Associated with renegades of jazz and literature in the '50s and briefly made chic by seemingly anorexic fashion models in the '90s, heroin has become a drug of choice among some suburban teens and young adults, particularly in the Northeastern United States.

"We're seeing an increase in heroin addiction among the young people who come through our doors," says Harold Williams, director of clinical services at the Lakeside Recovery Center, an outpatient program in Sicklerville.

Like Chambers, users often start by filching prescription painkillers from home medicine cabinets. These powerful pills can cost $50 or more on the street, making heroin at $10 or less a bag an appealing option.

But opiate addiction is no bargain, and recovery is far from easy. Detox is unpleasant at best; relapse is frequent, although certainly not inevitable.

"The biggest myth of all is that people have to want treatment" in order for it to work, says Stephanie Loebs, director of medical services at Seabrook House, an inpatient program near Bridgeton, Cumberland County. "They need treatment."

Family members also need help, says Chambers' mother, Barbara Amadei. She teaches English at Clearview High School, where her son recently spoke to students about addiction.

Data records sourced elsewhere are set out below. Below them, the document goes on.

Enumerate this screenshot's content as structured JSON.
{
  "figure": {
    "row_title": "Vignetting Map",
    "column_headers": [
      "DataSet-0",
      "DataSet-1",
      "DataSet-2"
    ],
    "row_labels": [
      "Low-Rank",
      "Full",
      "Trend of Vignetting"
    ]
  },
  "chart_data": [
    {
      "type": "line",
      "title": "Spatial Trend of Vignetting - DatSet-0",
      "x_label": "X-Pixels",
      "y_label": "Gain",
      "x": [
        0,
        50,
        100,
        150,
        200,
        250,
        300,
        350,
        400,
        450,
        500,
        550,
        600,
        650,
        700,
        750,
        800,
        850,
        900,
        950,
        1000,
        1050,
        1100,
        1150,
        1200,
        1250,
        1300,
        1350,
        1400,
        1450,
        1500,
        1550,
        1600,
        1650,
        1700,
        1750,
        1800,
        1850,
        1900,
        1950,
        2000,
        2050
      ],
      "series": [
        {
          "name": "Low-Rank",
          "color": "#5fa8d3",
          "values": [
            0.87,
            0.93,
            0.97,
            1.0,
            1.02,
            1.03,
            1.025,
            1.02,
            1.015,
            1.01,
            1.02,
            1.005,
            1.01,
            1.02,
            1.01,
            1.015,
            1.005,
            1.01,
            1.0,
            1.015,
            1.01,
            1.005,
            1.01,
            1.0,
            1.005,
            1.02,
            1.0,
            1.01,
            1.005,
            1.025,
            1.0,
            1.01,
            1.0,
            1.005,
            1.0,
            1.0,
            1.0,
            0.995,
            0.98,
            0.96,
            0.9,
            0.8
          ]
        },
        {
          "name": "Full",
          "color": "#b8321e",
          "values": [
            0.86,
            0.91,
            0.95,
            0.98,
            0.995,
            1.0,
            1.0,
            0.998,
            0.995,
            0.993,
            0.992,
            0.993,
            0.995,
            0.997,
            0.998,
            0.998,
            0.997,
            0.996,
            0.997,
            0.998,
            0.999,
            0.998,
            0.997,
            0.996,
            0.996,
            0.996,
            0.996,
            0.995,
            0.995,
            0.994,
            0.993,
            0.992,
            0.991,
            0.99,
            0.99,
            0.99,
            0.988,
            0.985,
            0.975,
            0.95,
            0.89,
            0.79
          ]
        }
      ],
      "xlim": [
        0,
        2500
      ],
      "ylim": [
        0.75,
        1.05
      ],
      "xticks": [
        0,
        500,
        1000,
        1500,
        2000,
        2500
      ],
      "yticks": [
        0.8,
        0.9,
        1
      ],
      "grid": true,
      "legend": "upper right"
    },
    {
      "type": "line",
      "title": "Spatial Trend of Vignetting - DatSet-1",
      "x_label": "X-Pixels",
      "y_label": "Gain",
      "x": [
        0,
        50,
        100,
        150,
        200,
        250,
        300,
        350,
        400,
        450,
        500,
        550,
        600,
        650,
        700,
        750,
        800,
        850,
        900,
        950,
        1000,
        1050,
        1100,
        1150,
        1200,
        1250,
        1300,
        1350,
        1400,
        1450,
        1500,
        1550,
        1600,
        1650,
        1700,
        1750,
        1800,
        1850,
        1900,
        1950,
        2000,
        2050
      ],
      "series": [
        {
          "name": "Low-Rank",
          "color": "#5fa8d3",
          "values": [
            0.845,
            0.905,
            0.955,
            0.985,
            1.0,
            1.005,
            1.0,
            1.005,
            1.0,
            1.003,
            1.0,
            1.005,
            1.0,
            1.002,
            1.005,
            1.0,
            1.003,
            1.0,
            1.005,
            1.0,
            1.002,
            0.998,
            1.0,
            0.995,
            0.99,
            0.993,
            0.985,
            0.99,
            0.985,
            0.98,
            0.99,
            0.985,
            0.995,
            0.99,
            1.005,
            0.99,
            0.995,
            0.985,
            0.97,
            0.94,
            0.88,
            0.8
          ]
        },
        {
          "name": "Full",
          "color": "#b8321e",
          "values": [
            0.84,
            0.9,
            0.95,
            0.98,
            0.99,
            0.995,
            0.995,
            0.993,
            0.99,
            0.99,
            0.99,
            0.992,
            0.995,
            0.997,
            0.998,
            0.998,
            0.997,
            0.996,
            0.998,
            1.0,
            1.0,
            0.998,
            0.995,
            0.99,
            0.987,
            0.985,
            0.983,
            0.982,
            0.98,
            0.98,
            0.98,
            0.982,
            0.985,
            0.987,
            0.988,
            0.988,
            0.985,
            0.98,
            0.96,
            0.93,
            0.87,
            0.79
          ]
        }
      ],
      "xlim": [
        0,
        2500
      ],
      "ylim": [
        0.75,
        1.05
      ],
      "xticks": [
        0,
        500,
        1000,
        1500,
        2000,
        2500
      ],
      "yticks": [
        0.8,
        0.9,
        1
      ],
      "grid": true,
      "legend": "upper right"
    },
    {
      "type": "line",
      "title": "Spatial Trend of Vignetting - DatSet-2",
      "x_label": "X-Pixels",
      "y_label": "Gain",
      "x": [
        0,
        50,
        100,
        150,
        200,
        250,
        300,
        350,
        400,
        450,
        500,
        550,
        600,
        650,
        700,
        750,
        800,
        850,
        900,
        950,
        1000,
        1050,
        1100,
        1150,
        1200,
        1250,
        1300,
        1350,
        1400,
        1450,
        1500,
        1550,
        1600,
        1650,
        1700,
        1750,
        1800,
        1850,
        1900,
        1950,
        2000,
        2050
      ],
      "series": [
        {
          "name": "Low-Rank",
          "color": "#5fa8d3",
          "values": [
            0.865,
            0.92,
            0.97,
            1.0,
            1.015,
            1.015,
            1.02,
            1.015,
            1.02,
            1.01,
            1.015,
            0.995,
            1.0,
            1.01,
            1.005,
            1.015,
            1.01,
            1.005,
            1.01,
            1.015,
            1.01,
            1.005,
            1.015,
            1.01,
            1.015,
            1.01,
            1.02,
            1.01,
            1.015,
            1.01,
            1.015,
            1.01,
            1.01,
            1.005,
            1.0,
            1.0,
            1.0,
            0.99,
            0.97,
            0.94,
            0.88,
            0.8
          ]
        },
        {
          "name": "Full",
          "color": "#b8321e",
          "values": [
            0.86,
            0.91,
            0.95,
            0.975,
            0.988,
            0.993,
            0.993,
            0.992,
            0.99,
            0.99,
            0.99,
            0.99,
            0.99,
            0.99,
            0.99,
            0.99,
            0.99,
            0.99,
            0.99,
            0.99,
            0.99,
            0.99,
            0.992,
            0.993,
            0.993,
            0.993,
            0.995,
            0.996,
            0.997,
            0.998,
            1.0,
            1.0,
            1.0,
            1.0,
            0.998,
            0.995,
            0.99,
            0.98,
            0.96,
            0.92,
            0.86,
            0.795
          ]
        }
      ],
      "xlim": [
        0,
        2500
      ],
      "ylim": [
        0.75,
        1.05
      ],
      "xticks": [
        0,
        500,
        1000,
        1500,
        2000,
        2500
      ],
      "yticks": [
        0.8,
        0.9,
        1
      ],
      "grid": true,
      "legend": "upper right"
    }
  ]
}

Amadei also recently established a chapter of the support group Families Anonymous. About a dozen people come to the meetings, which are held Wednesday evenings at 7 at Kennedy's Washington Township campus.

Parents often are ashamed that a child has become hooked on heroin - as if anyone could bear the blame for a complex disease that affects the mind as well as the body.

"People don't choose to become addicts," Miller says. And suggesting that addicted people should simply straighten themselves up, she adds, is akin to telling a clinically depressed person to snap out of it.

Chambers, in his sixth month of sobriety, says he relapsed several times until he finally decided to get serious. "I had never given recovery a shot," he says. "I decided to take this opportunity and run with it."

Treatment professionals like Williams and Loebs say the success stories help them keep the faith.

"There's help," Loebs says. "And there's hope."